Correlation Between Porsche Automobil and Stellantis
Can any of the company-specific risk be diversified away by investing in both Porsche Automobil and Stellantis at the same time? Although using a correlation coefficient on its own may not help to predict future stock returns, this module helps to understand the diversifiable risk of combining Porsche Automobil and Stellantis into the same portfolio, which is an essential part of the fundamental portfolio management process.
By analyzing existing cross correlation between Porsche Automobil Holding and Stellantis NV, you can compare the effects of market volatilities on Porsche Automobil and Stellantis and check how they will diversify away market risk if combined in the same portfolio for a given time horizon. You can also utilize pair trading strategies of matching a long position in Porsche Automobil with a short position of Stellantis. Check out your portfolio center. Please also check ongoing floating volatility patterns of Porsche Automobil and Stellantis.
Diversification Opportunities for Porsche Automobil and Stellantis
-0.12 | Correlation Coefficient |
Good diversification
The 3 months correlation between Porsche and Stellantis is -0.12. Overlapping area represents the amount of risk that can be diversified away by holding Porsche Automobil Holding and Stellantis NV in the same portfolio, assuming nothing else is changed. The correlation between historical prices or returns on Stellantis NV and Porsche Automobil is a relative statistical measure of the degree to which these equity instruments tend to move together. The correlation coefficient measures the extent to which returns on Porsche Automobil Holding are associated (or correlated) with Stellantis. Values of the correlation coefficient range from -1 to +1, where. The correlation of zero (0) is possible when the price movement of Stellantis NV has no effect on the direction of Porsche Automobil i.e., Porsche Automobil and Stellantis go up and down completely randomly.
Pair Corralation between Porsche Automobil and Stellantis
Assuming the 90 days horizon Porsche Automobil Holding is expected to generate 0.91 times more return on investment than Stellantis. However, Porsche Automobil Holding is 1.1 times less risky than Stellantis. It trades about 0.02 of its potential returns per unit of risk. Stellantis NV is currently generating about -0.07 per unit of risk.
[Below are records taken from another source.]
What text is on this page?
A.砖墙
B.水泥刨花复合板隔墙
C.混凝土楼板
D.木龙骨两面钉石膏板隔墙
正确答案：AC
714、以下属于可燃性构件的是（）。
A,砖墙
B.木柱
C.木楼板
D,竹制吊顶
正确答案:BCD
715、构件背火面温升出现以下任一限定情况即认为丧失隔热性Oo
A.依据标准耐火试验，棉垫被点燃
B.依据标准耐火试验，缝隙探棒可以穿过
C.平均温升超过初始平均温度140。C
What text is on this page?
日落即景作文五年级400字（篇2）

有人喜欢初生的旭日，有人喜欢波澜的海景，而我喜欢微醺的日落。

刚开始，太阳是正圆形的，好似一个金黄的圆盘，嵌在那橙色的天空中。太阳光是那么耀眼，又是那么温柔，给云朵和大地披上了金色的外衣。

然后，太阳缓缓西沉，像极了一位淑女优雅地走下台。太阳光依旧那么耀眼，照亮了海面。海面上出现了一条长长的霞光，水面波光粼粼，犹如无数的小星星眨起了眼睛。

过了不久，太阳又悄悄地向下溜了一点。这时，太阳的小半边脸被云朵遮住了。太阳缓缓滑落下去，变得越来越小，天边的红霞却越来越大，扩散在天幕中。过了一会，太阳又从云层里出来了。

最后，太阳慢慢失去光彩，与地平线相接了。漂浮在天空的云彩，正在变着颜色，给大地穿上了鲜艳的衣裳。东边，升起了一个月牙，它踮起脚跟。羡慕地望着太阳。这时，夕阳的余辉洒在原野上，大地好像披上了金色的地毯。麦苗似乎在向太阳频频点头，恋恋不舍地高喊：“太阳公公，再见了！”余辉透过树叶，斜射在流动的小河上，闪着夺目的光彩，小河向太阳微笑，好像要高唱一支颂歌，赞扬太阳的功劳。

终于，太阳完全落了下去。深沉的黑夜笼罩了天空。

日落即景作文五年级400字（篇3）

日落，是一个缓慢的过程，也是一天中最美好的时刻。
If you would invest 3,811 in Porsche Automobil Holding on December 30, 2024 and sell it today you would earn a total of 39.00 from holding Porsche Automobil Holding or generate 1.02% return on investment over 90 days.
Time Period | 3 Months [change] |
Direction | Moves Against |
Strength | Insignificant |
Accuracy | 100.0% |
Values | Daily Returns |
Porsche Automobil Holding vs. Stellantis NV
Performance |
Timeline |
Porsche Automobil Holding |
Stellantis NV |
Porsche Automobil and Stellantis Volatility Contrast
Predicted Return Density |
Returns |
Pair Trading with Porsche Automobil and Stellantis
The main advantage of trading using opposite Porsche Automobil and Stellantis positions is that it hedges away some unsystematic risk. Because of two separate transactions, even if Porsche Automobil position performs unexpectedly, Stellantis can make up some of the losses. Pair trading also minimizes risk from directional movements in the market. For example, if an entire industry or sector drops because of unexpected headlines, the short position in Stellantis will offset losses from the drop in Stellantis' long position.Porsche Automobil vs. Volkswagen AG Pref | Porsche Automobil vs. Volkswagen AG 110 | Porsche Automobil vs. Ferrari NV | Porsche Automobil vs. Mercedes Benz Group AG |
Stellantis vs. Porsche Automobile Holding | Stellantis vs. Toyota Motor | Stellantis vs. Honda Motor Co | Stellantis vs. General Motors |
Check out your portfolio center.Note that this page's information should be used as a complementary analysis to find the right mix of equity instruments to add to your existing portfolios or create a brand new portfolio. You can also try the Price Exposure Probability module to analyze equity upside and downside potential for a given time horizon across multiple markets.